TweedleJi and TweedleD rarely watch movies together – their tastes are as different as chalk and cheese. The last time they had bumped into each other while watching Dev D. And then suddenly here they were in a line buying popcorn for the showing of Dabangg.
TweedleD: Hi Ji – I thought this would not be your kind of film, strange to see you here. Galat film mein aa gaye kya? (Are you in the wrong movie?)
TweedleJi: Arre D, I heard a lot about this Chulbul Pandey – the fellow who is a small town corrupt cop, wears Ray Bans and dances like a male stripper. I am here to see what it is that attracts men and women to a persona like that. So I thought a single screen would be the best place to experience this first hand.
TweedleD: Arre there is nautanki by Munni Bai, she is getting old but can still shake her hips.! Chulbul Pandey is played by Salman Khan, and Bhai is the hero of the masses! We can relate to him. Bhai speaks our language – “Hum tum mein itne chedd karenge ki bhool jaaoge ki saans kahaan se lein aur paadein kahan se!!” (at this point TweedleD is laughing so much he collapses on the man in front of him, who is laughing his head off too. Bhaichaare mein sab chalta hai!) TweedleD is helped up and in gratitude shares with the other Bhailog the vuvuzelas he has brought for the festivities.
TweedleJi recoils in horror at this crudity and begins to wonder about the wisdom of coming to a single screen. But he thinks of all the scripts he sends in that are returned unread, and stiffens his spine.
They settle down with popcorn and the film begins. Two child actors have wrapped their janeu (sacred thread) around their ears and are crapping in a field. TweedleJi has a flash-back to the last film they saw together. Cut to a heist and a confrontation where Chulbul Pandey takes on one goon after another in quick succession, keeping the trope of the 70s masala gangster and cop films intact. Nothing has changed, no heavy artillery, no backup, and the vuvuzelas and seetis are drowning out the dialog as people dance in the aisles with Chulbul Pandey. Dimple Kapadia manages to look like an asthmatic witch and Vinod Khanna is incredibly stony as the father PandeyJi. The company of such thespians no doubt inspires Arbaaz Khan to be his stony best as the brother Makhkhi. Then Chulbul ji encounters a smoldering beauty (Sonakshi Sinha) and is instantly smitten. Tere Mast Mast Do Nain showcases the full-on pelvic action male stripper dance moves of Chulbul Bhai. TweedleD wonders when we will see her joining in the dancing. TweedleJi is muttering at the stupidity of having a father dance around in underwear to Humka Peeni Hai as a thana full of cops tries to help their Inspector Chulbul Pandey woo one girl.

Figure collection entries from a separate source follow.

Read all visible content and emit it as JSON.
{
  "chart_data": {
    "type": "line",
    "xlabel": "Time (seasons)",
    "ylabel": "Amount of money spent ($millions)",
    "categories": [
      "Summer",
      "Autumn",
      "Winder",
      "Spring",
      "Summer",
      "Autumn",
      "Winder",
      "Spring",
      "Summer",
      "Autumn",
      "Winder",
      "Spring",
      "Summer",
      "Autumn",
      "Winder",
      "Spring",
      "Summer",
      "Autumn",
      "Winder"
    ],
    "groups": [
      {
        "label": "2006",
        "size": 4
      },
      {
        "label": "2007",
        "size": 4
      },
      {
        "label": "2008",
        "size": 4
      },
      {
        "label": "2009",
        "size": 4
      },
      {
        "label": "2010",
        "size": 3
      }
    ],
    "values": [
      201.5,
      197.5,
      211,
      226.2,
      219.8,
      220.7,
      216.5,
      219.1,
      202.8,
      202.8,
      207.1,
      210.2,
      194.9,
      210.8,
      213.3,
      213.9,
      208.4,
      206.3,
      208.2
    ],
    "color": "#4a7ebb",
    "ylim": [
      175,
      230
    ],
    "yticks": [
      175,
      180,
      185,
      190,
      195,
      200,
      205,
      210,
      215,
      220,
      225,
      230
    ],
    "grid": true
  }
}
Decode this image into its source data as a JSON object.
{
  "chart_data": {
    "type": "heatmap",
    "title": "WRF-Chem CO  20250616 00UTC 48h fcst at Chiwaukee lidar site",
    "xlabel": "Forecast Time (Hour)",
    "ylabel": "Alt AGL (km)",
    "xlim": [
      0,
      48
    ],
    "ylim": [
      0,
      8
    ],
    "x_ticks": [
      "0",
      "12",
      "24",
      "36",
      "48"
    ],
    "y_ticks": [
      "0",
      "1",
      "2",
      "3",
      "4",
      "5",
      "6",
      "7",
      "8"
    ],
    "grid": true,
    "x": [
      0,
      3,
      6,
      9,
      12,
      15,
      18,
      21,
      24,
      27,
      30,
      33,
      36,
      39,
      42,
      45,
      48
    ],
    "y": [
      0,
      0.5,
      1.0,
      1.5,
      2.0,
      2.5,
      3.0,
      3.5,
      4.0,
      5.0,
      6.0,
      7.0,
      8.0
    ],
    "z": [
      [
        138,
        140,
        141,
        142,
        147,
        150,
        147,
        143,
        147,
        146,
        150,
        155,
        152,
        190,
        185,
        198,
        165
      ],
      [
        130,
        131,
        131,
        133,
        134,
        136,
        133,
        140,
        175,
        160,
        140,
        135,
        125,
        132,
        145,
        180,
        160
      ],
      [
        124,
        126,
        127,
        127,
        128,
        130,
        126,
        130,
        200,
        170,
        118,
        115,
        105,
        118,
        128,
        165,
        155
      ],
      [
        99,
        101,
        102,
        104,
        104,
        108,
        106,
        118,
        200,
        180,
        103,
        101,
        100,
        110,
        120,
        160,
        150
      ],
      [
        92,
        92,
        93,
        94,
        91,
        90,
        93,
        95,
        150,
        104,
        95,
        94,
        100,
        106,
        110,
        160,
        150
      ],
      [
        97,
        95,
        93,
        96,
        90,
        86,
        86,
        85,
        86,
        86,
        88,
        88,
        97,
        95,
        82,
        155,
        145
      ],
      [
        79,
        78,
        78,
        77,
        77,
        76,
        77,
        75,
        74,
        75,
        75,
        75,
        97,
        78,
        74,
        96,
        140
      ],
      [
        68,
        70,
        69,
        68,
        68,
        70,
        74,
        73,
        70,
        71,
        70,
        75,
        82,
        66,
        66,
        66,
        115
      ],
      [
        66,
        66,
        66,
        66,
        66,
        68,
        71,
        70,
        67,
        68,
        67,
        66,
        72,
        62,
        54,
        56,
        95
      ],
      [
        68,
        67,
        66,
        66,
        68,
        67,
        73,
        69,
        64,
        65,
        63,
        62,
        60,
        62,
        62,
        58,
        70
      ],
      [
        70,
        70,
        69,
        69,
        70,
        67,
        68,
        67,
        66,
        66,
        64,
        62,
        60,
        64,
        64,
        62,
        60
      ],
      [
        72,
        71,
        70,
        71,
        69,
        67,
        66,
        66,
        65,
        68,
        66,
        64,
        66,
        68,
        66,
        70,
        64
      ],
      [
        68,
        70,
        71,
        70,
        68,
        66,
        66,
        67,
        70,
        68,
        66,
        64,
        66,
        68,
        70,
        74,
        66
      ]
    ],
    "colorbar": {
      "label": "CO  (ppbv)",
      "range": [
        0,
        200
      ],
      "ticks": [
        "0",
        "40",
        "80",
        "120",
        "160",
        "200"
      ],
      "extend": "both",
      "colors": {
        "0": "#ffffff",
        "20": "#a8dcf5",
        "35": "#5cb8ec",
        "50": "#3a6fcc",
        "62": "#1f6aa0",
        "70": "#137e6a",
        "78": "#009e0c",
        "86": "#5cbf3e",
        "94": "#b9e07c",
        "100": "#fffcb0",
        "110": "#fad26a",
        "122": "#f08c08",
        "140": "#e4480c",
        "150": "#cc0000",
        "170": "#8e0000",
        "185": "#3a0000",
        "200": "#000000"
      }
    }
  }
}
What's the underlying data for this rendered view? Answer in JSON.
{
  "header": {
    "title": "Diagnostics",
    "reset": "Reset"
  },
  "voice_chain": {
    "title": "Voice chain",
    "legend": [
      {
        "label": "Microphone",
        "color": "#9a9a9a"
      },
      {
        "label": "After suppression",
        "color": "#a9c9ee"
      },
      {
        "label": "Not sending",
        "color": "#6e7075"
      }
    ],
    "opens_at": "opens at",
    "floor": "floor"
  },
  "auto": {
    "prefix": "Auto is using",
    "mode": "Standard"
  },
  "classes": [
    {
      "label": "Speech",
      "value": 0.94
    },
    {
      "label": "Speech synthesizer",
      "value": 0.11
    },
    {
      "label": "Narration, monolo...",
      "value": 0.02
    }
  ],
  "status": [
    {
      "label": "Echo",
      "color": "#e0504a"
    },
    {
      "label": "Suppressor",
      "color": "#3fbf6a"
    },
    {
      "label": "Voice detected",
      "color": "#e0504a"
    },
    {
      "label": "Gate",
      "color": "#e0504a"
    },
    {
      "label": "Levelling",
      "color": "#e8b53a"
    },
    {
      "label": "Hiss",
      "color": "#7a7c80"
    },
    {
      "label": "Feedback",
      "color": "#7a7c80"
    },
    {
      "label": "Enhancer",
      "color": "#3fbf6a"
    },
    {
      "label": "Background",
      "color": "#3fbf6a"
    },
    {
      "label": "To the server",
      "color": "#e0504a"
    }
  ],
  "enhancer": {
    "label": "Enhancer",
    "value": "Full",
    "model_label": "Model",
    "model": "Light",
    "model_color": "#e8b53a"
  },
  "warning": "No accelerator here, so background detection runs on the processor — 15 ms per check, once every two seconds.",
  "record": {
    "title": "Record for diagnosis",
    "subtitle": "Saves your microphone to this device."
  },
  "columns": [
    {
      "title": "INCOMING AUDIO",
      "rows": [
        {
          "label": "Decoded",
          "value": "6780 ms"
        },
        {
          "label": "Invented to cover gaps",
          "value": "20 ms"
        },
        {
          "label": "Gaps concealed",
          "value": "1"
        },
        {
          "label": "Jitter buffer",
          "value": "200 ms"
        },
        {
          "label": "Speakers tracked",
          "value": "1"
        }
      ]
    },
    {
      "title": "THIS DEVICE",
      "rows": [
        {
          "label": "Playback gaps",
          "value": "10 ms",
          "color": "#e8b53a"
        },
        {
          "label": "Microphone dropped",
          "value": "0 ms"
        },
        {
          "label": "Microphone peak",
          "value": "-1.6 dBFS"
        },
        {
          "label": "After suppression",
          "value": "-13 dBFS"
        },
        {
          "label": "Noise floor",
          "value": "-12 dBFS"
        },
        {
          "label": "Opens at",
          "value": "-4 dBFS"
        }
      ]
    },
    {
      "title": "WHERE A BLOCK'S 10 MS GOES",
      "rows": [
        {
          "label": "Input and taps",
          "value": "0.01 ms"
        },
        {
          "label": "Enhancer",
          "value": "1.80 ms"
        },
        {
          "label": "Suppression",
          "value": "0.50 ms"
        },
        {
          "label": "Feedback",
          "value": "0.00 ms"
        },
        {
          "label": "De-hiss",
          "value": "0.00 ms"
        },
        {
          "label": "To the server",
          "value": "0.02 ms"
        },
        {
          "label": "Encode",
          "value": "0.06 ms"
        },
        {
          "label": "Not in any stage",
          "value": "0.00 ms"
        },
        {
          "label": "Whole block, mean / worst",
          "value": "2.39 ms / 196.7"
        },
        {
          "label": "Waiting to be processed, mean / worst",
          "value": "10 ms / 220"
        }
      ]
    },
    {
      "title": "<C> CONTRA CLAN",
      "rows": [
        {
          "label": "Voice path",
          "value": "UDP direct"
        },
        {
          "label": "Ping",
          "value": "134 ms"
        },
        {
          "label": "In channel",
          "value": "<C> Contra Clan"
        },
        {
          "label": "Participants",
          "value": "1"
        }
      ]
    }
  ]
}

TweedleJi learns some quick lessons as he watches the crowds going crazy. The script can go to hell, you need one crowd-pleasing hero who speaks in semiliterate-speak and breaks all the laws while being a good heart – a Robin Hood! He should have ishtyle, and several seeti-maar dialogs, and preferably woo a leading lady who is not an emaciated fashionista! So Salman Bhai is the prime reason for the euphoria of the crowd – he is THEM. The second reason Dabanng will work big is Sonakshi; she is very normal and the aam junta can relate to her – a good looking but not anorexic or over-endowed movie star. She is attainable, while those GUCCI and PRADA wearing Aisha types never will be. And this woman actually has a bit of a role in this predominantly male focused revenge saga action film, and some importance in the tale; in Wanted Ayesha Takia was simply harassed and ridiculed and wasted.
TweedeD is squirming in his seat and very distracted. When asked he simply says MUNNI BAI kahaan hai? And just them the crowd ROARS into action as Munni becomes badnaam yet again! Chulbul Bhai goes into high gear with his signature steps, while the villainous Sonu Sood turns into a buffoon. In fact what Bhai pulls off as a semi-literate accent never quite works on Sonu and a real villain is sorely missed in this masala throwback tale. Now it is all over but for the explosions, and gun fights and wire-action, and of course the sentimental moments when Pandeyji finally turns into a father for Chulbul. And it is all brought about by one inhaler – an acknowledgment of the modern era in this otherwise 70s film!
The film ends and the twin Tweedles file out, D humming Munni Badnaam Hui while Ji is pondering on lessons learnt. Ji is struck by the parallel between Salman Khan and Arnold Schwarzenegger! Both body-builders and men of dubious acting skills, but they have the ability to chew up the scenery when they are in a frame, they can make a film watchable simply by being themselves and showing their ripped bodies once in a while. And both have the ability to make the MOST out of one-liners, something that Hindi cinema always wants but rarely has. The role of the director Anubhav Sinha, in the making of this film, seems to have been to dress Salman in Khaki uniform, plaster on a mustache, point him in the right direction and yell – GO BE YOURSELF!